It's more likely that Tinsley was able to see a winning position much closer to the present than that, without bothering about the details of how exactly the winning position 6 turns in the future converted into an actual win 64 moves in the future.
it's less about how much he calculated in that moment and more about the accuracy of his confidence and the work he had to have put in alongside his talent prior to that moment to achieve that confidence and back it up.
Like, if you're in a chess midgame, there might still 6 major pieces and 4 or 6 minor pieces and tons of pawns on the board. It's tricky to calculate far into the future. At each node, there's easily dozens of possible moves, and 4-8 viable or not-horrible ones. That's becoming a lot of possibilities to consider very quickly.
In an endgame, there's like, 2 kings, 2 pieces and 4 pawns or a similar constellation. There's 6 possible moves, 3 of them immediately lose and 3 are worth thinking about. 2 of them probably only have one possible answer. Suddenly even an utter beginner like me can calculate 4-8 moves. A master-level player probably knows the endgame entirely, or can see 10 - 20 moves into it easily, because the branching factor is a lot lower now.
That is a matter of opinion. Looking a certain number of "moves ahead" is an important metric in game engines and also something that human players will tell you that (1) they are consciously doing and that (2) is important to them. So it's worth discussing on its own terms.
This is why chess programs usually say “mate in 24” but humans would more likely just be looking a few moves ahead to get in a ‘winning position’ which they know is an eventual checkmate.
I’m not good at chess, and don’t calculate more than 5 moves ahead, but have ‘spotted’ a mate 20 moves ahead just because you recognise that a certain position is winning even if you don’t know every single possible move and response.
we look ahead in ways like "doing this leaves this area weak, and the opponent has resources that can take advantage of that, and i cannot intervene on those resources in time" or "if i create a strong threat then the opponent will be forced to react to it, here are the ways they can react that make any sort of sense, here is what i can do in each of those situations"
they are not doing things like "let me simulate moving every one of my pieces right now, and then every one of my opponents pieces in response to each of those moves, and then my options again, and review 10,000 possible scenarios in my mind individually for the best min/max situation" like a classical computer engine does.
so i always find the "X moves ahead" phrase misleading at best. but as i originally stated, it is useful to know how many moves of perfect play are necessary for someone to convert a winning position when reviewing the players confidence going into that position. and even then you dont know if they got lucky or earned that confidence by looking at just the one game alone.

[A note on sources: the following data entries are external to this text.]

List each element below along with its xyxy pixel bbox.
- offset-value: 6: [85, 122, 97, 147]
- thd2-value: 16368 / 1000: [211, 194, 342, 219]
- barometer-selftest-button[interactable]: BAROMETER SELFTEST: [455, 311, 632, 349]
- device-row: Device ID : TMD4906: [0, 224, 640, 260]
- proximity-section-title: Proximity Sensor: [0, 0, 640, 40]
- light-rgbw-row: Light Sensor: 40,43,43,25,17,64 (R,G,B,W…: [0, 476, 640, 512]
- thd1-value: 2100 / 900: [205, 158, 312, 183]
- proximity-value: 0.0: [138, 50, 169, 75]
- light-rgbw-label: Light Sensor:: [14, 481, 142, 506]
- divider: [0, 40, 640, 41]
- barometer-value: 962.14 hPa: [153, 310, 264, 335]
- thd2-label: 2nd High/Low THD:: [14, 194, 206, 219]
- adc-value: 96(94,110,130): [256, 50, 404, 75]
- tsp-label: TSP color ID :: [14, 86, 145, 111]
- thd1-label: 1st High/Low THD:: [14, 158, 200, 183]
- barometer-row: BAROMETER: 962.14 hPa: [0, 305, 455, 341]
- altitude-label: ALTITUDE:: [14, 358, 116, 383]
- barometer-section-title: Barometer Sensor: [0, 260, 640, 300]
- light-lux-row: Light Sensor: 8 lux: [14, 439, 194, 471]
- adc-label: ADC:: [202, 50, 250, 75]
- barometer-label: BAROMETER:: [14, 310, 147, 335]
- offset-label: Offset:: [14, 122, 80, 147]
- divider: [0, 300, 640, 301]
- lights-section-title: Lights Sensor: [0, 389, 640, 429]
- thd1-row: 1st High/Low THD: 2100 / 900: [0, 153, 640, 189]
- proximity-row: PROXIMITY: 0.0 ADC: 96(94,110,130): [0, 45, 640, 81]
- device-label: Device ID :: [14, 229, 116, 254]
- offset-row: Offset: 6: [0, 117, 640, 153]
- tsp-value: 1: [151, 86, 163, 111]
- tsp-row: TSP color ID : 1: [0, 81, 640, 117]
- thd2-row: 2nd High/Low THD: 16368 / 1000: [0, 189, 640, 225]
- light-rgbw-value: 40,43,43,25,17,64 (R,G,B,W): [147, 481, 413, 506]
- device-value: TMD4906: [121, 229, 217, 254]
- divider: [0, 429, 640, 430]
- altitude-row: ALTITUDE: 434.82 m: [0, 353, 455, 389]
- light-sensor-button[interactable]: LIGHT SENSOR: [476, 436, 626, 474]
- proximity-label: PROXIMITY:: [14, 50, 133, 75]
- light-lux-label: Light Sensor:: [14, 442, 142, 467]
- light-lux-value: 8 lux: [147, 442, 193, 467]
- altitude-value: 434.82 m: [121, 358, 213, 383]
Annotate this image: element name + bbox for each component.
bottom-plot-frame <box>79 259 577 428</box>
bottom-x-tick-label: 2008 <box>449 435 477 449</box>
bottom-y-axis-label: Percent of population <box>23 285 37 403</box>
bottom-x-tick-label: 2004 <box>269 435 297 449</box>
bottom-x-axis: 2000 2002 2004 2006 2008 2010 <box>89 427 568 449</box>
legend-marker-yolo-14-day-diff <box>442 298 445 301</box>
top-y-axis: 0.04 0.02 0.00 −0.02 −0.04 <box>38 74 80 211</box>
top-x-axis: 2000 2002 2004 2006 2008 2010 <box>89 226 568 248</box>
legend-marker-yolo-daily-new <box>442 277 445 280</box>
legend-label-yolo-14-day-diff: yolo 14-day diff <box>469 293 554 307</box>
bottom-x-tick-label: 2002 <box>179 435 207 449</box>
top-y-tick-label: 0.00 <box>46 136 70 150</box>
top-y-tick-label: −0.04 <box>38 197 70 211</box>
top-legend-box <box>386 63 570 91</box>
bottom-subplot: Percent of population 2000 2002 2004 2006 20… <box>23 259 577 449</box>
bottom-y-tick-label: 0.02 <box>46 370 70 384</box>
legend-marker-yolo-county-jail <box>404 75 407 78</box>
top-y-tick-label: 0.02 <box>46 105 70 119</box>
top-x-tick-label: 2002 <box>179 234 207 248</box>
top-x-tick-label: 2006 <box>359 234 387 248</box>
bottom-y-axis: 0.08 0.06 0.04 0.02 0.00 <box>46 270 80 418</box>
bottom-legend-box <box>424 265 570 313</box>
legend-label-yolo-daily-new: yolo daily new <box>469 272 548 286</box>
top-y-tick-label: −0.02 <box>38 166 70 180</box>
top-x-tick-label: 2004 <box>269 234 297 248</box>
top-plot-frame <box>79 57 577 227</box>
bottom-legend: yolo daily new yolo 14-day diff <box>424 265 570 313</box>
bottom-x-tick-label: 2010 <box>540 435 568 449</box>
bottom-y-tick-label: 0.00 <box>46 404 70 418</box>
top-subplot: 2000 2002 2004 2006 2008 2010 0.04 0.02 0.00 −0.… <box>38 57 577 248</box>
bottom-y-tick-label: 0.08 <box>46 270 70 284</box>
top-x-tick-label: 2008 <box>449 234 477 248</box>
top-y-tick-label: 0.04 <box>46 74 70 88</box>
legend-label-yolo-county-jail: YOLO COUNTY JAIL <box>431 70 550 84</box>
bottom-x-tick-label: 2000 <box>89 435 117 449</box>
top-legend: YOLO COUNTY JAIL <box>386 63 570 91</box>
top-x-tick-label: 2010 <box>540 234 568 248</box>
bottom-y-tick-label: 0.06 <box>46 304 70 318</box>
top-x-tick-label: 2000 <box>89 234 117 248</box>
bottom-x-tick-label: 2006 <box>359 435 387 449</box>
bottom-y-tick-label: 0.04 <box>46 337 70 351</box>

Over the course of their career the amount of time that their confidence pays off or not tells the story there
Note that the first quote agrees with me:
> Not being a checkers player, I thought, "what does he know, my computer is looking 20 moves ahead." But a few moves later, the computer said that Tinsley had the advantage and a few moves after that I resigned.
We know as a matter of literal truth that the computer is looking 20 moves ahead, but it doesn't need 44 moves to realize that it's losing, even though the other guy says that recognizing the win would require looking 64 moves ahead. That guy was wrong; recognizing the win didn't require looking 64 moves ahead. He just had trouble imagining other methods of recognizing a win.